By: Leah Hovey
Self-care is one of the most important, yet one of the most neglected areas of our day-to-day routine. We give and give ourselves to our jobs, families, relationships, hobbies, and societal status. However, the majority of us fail to give that same energy to ourselves. Self-care is the topic of this month and is a technique used to better ourselves so we can excel within the other categories of our lives. Sadly, when looking at self-care, there tends to be a key component we all miss. It is the first step to self-care and one of the most ignored steps. This is self-awareness.
Self-awareness is the conscious knowledge of one’s own motivations, thoughts, actions, and character. Self-awareness was first brought into public discourse and theorized in 1972 when the academic book A Theory of Objective Self Awareness was published by Shelly Duval and Robert A. Wicklund. This paper outlined the importance of self-awareness not only for everyday interactions but as well for those dealing with crippling mental health concerns (Duval & Wicklund, 1972). Regardless of mental illness, anyone who is facing challenges with self-care benefited from taking a step back and looking at one’s own behaviour. How do I impact those around me? Am I benefiting myself with my behaviour or hindering my success? Are my actions alienating those around me or bringing me closer to my peers? These are the questions one must look at when evaluating their own behaviour. Having a deeper understanding helps us think clearly and become consciously aware of who we are. The first step to any sort of change regarding self-care is to look into ourselves objectively and understand the desires and motivations we possess and the behviours we exhibit.
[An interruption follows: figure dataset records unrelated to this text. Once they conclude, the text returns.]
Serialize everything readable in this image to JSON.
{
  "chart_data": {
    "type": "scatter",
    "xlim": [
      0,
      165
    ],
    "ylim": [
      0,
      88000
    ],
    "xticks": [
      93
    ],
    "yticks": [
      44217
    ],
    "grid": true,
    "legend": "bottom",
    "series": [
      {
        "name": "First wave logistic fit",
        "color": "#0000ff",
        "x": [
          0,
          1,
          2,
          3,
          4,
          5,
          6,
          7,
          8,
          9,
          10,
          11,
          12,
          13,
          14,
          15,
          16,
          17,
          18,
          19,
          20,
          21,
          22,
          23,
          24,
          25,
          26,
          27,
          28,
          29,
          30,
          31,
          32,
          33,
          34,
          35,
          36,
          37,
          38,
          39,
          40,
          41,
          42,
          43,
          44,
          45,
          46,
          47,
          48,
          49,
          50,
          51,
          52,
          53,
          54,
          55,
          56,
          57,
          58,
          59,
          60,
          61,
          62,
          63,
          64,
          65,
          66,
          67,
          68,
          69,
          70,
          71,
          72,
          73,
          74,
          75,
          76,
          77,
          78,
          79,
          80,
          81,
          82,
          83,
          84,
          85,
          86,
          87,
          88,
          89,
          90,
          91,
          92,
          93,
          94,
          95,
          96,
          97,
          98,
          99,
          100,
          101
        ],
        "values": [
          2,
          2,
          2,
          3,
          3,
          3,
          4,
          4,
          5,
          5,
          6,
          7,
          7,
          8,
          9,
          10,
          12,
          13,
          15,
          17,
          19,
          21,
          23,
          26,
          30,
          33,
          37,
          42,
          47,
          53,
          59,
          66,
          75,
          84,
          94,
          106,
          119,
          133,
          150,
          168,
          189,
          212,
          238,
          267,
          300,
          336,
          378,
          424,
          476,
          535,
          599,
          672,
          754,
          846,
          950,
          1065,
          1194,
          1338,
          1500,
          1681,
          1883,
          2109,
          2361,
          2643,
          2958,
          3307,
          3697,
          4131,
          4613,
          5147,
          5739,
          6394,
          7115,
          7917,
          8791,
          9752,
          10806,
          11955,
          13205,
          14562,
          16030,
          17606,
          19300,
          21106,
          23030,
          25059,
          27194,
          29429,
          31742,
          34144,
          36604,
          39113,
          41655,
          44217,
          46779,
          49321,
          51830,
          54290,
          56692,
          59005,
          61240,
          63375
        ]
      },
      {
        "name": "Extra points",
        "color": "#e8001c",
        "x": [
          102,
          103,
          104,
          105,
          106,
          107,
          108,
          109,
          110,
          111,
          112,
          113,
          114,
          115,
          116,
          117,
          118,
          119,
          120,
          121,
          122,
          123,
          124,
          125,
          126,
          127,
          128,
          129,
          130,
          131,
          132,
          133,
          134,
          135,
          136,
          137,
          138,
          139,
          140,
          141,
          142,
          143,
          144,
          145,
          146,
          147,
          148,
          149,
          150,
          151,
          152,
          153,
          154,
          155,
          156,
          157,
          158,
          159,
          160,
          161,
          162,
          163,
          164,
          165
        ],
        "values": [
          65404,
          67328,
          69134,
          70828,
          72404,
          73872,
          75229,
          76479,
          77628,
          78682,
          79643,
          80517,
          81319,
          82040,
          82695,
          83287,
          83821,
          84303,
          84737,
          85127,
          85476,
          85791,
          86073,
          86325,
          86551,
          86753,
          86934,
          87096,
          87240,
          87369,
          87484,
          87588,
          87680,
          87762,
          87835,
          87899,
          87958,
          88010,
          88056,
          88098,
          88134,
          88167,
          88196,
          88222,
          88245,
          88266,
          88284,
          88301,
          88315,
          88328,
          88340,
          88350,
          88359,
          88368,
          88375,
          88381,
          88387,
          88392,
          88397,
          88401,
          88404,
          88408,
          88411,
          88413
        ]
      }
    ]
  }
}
It is apparent that in today's society, social norms and a lack of personal responsibility can teach us to establish a ‘victim mentality.’ It is easier to put the blame on others or focus on how others cause us to react in a certain way. “My boss was the one who was snarky and that is why I acted the way I did towards her at the meeting” can be seen as a prime example of blaming and deflecting responsibility. Instead of having self-awareness, it can be much easier to blame the world, a higher power, or other individuals. It allows us to not have to really see ourselves and can lead to self-defeating actions. Self-awareness helps us avoid these detrimental behaviours and can help individuals understand themselves while starting the process of change and self-care.
For anyone looking to become better aware of themselves, there are five ways to practice self-awareness on a daily basis. Daniel Goleman, another psychologist who researched the benefits of self-awareness for emotional intelligence, outlines steps individuals can take to help with individual healing.
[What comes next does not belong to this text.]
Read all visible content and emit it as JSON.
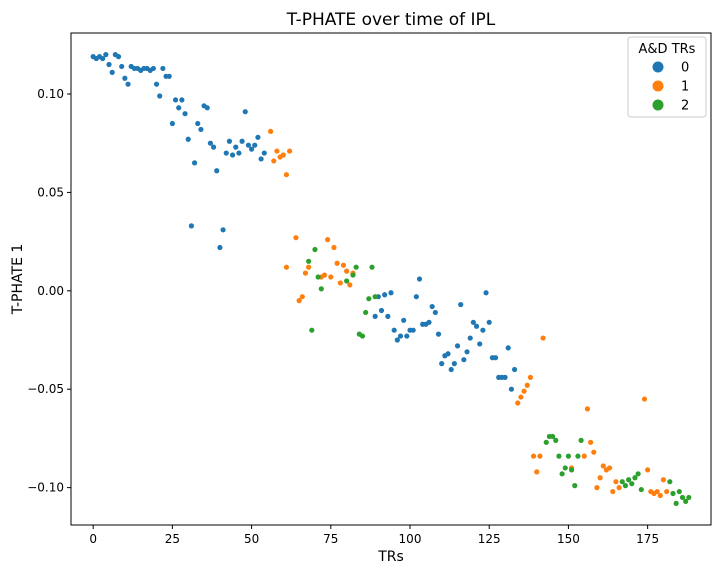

1. Create personal space in order to step back and see things more clearly.
2. Practice mindfulness and objective thinking about one’s own behaviours.
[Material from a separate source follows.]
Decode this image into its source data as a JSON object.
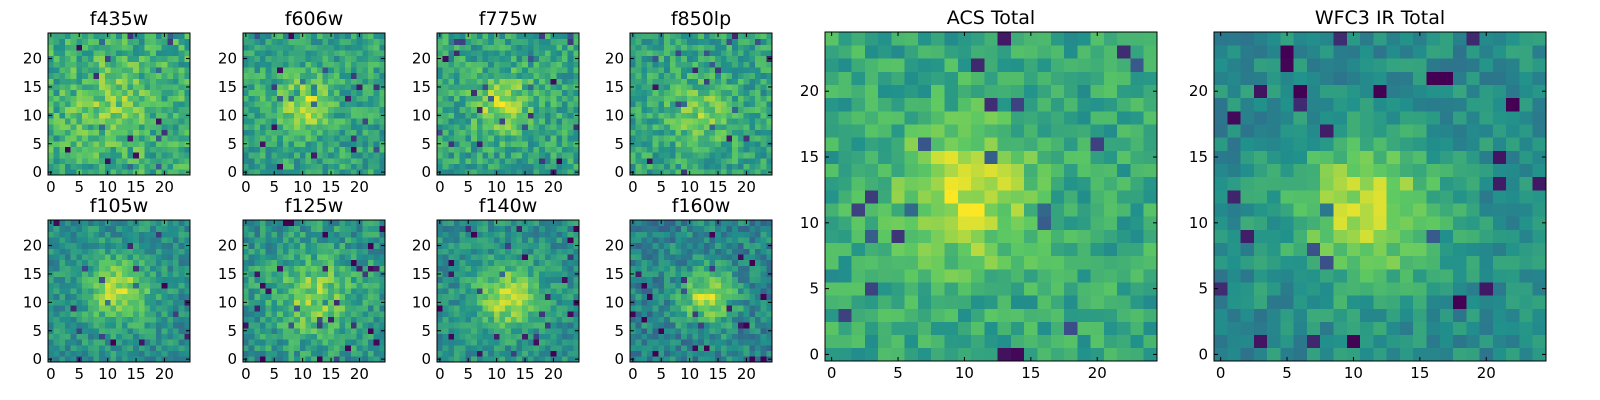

3. Keep a journal to document thoughts.
4. Listen to your inner voice to be honest about yourself.
5. Examine different perspectives on your environment.
It can be hard to really see ourselves. We act unconsciously or out of emotion more often than not. Learning to take a step back and examine ourselves can not only start the process of self care but give us confidence in who we are individually.
Duval, S., & Wicklund, R. A. (1972). A Theory of Objective Self Awareness. Academic Press. Goleman, D. (2006). Emotional intelligence. Bantam.